Prevention of obesity in children


  • Doctors of all specialties should actively participate in teaching children, their family members, preschool and school environment of children to the principles of healthy eating and to combat hypodynamia (2 / +).
  • Doctors of all specialties should inform the obese and overweight children about the basic principles of healthy eating: refusal of sugary drinks, fast food, foods with high fat and salt content, sweet whole-grain breakfasts, preference of natural fruit to freshly squeezed juices (1 / ++).

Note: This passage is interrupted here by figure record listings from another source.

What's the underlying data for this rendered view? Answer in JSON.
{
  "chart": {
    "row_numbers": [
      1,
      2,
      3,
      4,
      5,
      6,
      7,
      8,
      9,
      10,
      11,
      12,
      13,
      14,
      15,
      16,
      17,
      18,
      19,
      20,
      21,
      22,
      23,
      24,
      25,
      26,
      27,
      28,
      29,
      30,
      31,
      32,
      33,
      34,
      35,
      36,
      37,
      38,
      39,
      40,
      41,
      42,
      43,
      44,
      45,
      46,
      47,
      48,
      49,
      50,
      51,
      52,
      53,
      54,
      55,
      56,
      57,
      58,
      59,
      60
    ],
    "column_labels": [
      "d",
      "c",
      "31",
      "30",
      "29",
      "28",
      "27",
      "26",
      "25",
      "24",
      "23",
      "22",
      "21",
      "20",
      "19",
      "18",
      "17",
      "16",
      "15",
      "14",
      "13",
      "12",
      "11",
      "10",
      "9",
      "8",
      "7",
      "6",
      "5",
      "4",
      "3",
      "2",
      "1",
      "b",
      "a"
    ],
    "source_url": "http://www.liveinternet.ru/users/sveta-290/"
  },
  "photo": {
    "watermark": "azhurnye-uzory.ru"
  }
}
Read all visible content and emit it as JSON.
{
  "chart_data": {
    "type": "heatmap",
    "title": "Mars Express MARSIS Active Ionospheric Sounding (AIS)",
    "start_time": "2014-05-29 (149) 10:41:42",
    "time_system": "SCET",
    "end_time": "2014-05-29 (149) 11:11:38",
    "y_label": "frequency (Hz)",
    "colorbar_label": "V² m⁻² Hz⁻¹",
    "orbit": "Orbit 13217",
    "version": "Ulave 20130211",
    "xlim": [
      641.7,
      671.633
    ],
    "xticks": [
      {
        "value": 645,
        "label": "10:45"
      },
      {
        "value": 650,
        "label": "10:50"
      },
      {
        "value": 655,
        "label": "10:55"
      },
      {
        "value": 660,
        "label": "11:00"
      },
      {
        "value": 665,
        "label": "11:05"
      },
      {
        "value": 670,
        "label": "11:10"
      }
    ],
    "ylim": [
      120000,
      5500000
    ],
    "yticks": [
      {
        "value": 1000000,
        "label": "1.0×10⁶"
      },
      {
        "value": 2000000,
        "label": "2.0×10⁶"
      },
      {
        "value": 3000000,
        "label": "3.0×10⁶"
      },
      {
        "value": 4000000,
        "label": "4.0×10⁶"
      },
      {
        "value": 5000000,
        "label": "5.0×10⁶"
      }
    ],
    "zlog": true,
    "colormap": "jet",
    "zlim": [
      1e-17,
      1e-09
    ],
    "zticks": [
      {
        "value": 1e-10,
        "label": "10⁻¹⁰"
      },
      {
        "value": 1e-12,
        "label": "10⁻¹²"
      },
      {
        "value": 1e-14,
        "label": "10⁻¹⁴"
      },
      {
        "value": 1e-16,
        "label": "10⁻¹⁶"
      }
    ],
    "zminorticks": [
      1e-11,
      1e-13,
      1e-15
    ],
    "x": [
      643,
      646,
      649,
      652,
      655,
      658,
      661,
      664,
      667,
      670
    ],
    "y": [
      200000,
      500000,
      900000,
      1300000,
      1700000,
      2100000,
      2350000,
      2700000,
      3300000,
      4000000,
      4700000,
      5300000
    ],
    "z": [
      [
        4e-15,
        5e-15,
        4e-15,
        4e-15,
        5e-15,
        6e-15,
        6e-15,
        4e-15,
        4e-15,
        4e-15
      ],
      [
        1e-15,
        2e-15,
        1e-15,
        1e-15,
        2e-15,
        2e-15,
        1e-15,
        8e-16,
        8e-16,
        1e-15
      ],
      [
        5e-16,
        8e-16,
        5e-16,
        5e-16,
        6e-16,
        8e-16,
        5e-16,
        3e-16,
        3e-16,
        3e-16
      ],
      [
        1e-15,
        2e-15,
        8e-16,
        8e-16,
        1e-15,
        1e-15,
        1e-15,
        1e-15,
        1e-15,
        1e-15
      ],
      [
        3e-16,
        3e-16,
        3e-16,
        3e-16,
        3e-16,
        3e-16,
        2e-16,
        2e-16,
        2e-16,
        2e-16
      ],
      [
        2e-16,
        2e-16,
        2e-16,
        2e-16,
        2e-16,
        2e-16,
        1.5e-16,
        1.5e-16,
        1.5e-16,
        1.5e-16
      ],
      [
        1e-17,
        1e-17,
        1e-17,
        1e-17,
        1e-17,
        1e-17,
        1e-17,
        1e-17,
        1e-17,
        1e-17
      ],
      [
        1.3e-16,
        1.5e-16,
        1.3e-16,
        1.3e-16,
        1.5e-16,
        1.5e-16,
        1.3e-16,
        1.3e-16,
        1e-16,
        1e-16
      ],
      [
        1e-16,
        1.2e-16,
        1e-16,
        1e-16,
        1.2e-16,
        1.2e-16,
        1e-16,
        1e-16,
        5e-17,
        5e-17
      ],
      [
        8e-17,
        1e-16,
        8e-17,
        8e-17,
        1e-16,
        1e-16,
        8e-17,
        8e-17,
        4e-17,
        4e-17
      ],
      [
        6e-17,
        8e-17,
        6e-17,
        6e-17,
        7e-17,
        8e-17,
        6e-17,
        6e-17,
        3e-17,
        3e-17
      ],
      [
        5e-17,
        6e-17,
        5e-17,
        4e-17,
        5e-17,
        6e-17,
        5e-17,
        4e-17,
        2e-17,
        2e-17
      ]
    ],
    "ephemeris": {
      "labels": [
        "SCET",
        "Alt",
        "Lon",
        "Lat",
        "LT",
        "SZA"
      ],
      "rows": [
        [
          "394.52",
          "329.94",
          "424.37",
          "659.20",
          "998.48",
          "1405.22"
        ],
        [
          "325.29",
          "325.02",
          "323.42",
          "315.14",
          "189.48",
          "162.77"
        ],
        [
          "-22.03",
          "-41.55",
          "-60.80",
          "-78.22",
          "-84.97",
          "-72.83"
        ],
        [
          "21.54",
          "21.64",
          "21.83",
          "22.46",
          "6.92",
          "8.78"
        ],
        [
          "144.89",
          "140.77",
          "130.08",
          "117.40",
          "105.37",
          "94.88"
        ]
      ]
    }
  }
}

  • For adolescents with obesity and overweight, regular moderate-intensity motor activity of at least 20 minutes per day (optimally 1 hour per day) at least 5 times a week is recommended to improve health and reduce the risk of obesity (1 / ++).
  • Support breastfeeding (2 / +).
  • It is necessary to monitor sleep disorders in children and adolescents, as they can contribute to the development of obesity due to changes in eating behavior (2 / ++).
  • The most effective in preventing obesity and overweight are programs aimed at motivational learning not only of the child, but also of his family (2 / +).
  • Methods aimed at preventing childhood obesity should be integrated into pre-school and school general education programs to achieve the maximum coverage of the target audience (1 / ++).


  1. Dennis M. Styne, Silva A. Arslanian, Ellen L. Connor, Ismaa Sadaf Farooqi, M. Hassan Murad, Janet H. Silverstein, Jack A. Yanovski; Pediatric Obesity – Assessment, Treatment, and Prevention: An Endocrine Society Clinical Practice Guideline. 2017 jc.2016-2573. doi: 10.1210 / jc.2016-2573
  2. Recommendations for the diagnosis, treatment and prevention of obesity in children and adolescents. – Moscow: Practice, 2015. – 136 p.